The weather, on the 1st of May, had set in with great heats, and the 14th and 20th were intolerably oppressive, augmenting, as it would seem, the violence of the contagion; for the deaths and new cases of infection continued to increase. In Sayda, likewise, the deaths now amounted to ten a day. On the 21st, Giovanni’s indisposition having turned out to be nothing but a bilious fever, and having yielded to the remedies I had given him, I took him back again to my cottage, to his and my own great satisfaction.

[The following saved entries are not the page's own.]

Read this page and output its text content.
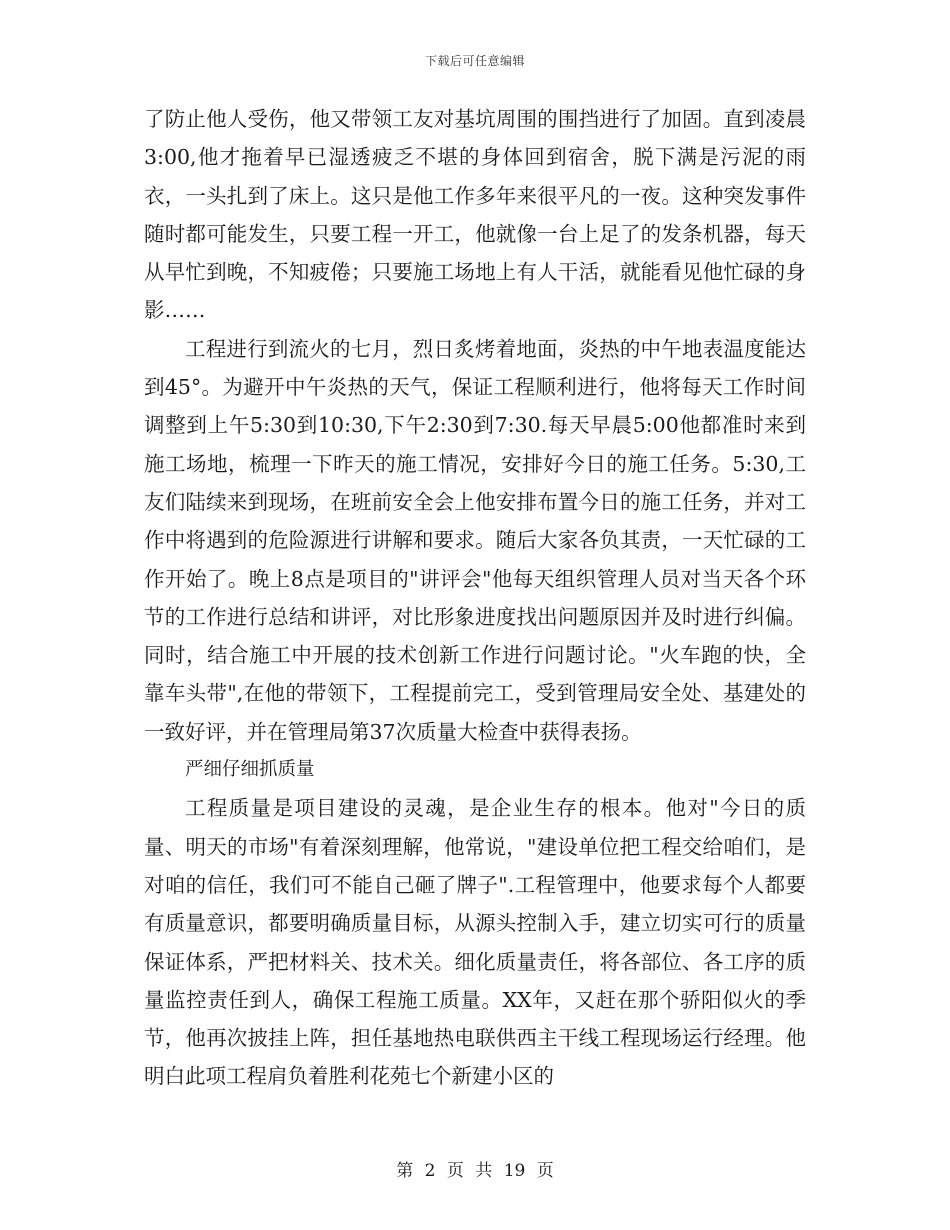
下载后可任意编辑

了防止他人受伤，他又带领工友对基坑周围的围挡进行了加固。直到凌晨3:00,他才拖着早已湿透疲乏不堪的身体回到宿舍，脱下满是污泥的雨衣，一头扎到了床上。这只是他工作多年来很平凡的一夜。这种突发事件随时都可能发生，只要工程一开工，他就像一台上足了的发条机器，每天从早忙到晚，不知疲倦；只要施工场地上有人干活，就能看见他忙碌的身影……

工程进行到流火的七月，烈日炙烤着地面，炎热的中午地表温度能达到45°。为避开中午炎热的天气，保证工程顺利进行，他将每天工作时间调整到上午5:30到10:30,下午2:30到7:30.每天早晨5:00他都准时来到施工场地，梳理一下昨天的施工情况，安排好今日的施工任务。5:30,工友们陆续来到现场，在班前安全会上他安排布置今日的施工任务，并对工作中将遇到的危险源进行讲解和要求。随后大家各负其责，一天忙碌的工作开始了。晚上8点是项目的"讲评会"他每天组织管理人员对当天各个环节的工作进行总结和讲评，对比形象进度找出问题原因并及时进行纠偏。同时，结合施工中开展的技术创新工作进行问题讨论。"火车跑的快，全靠车头带",在他的带领下，工程提前完工，受到管理局安全处、基建处的一致好评，并在管理局第37次质量大检查中获得表扬。

严细仔细抓质量

工程质量是项目建设的灵魂，是企业生存的根本。他对"今日的质量、明天的市场"有着深刻理解，他常说，"建设单位把工程交给咱们，是对咱的信任，我们可不能自己砸了牌子".工程管理中，他要求每个人都要有质量意识，都要明确质量目标，从源头控制入手，建立切实可行的质量保证体系，严把材料关、技术关。细化质量责任，将各部位、各工序的质量监控责任到人，确保工程施工质量。XX年，又赶在那个骄阳似火的季节，他再次披挂上阵，担任基地热电联供西主干线工程现场运行经理。他明白此项工程肩负着胜利花苑七个新建小区的

第 2 页 共 19 页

The difficulty of finding persons to bury the dead was greater than ever. The same men, who before had risked their lives for three piasters a head, now obtained nine, and a chicken besides, for burying an interesting young girl, named Berjût, the daughter of a peasant, whose beauty was of no common cast. Those of Constantine’s family who continued to die were buried in holes close to the cave where they had lived, and became a prey to the jackalls.
On the 17th, a villager named Shahûd buried his own son. He was a poor peasant, whose only means of maintenance were derived from an ass, which he hired out to carry persons and burdens. Poor as he was, he loved his boy beyond measure. The body of Constantine had been thrown into a charnel pit, which was the common receptacle of the dead, where corpses were heaped one on another; the entrance being merely blocked up with a large stone and mud cement. When Shahûd reopened it, to place his child there, the sight of the corpse of the man whose imprudence had first brought the malady into the village so enraged him, that he endeavoured to drag it out, that he might vent his rage upon it, by leaving it to the jackalls: but it was too corrupt; and the limb by which he seized it separated (as he told me) from the trunk, and remained in his hand.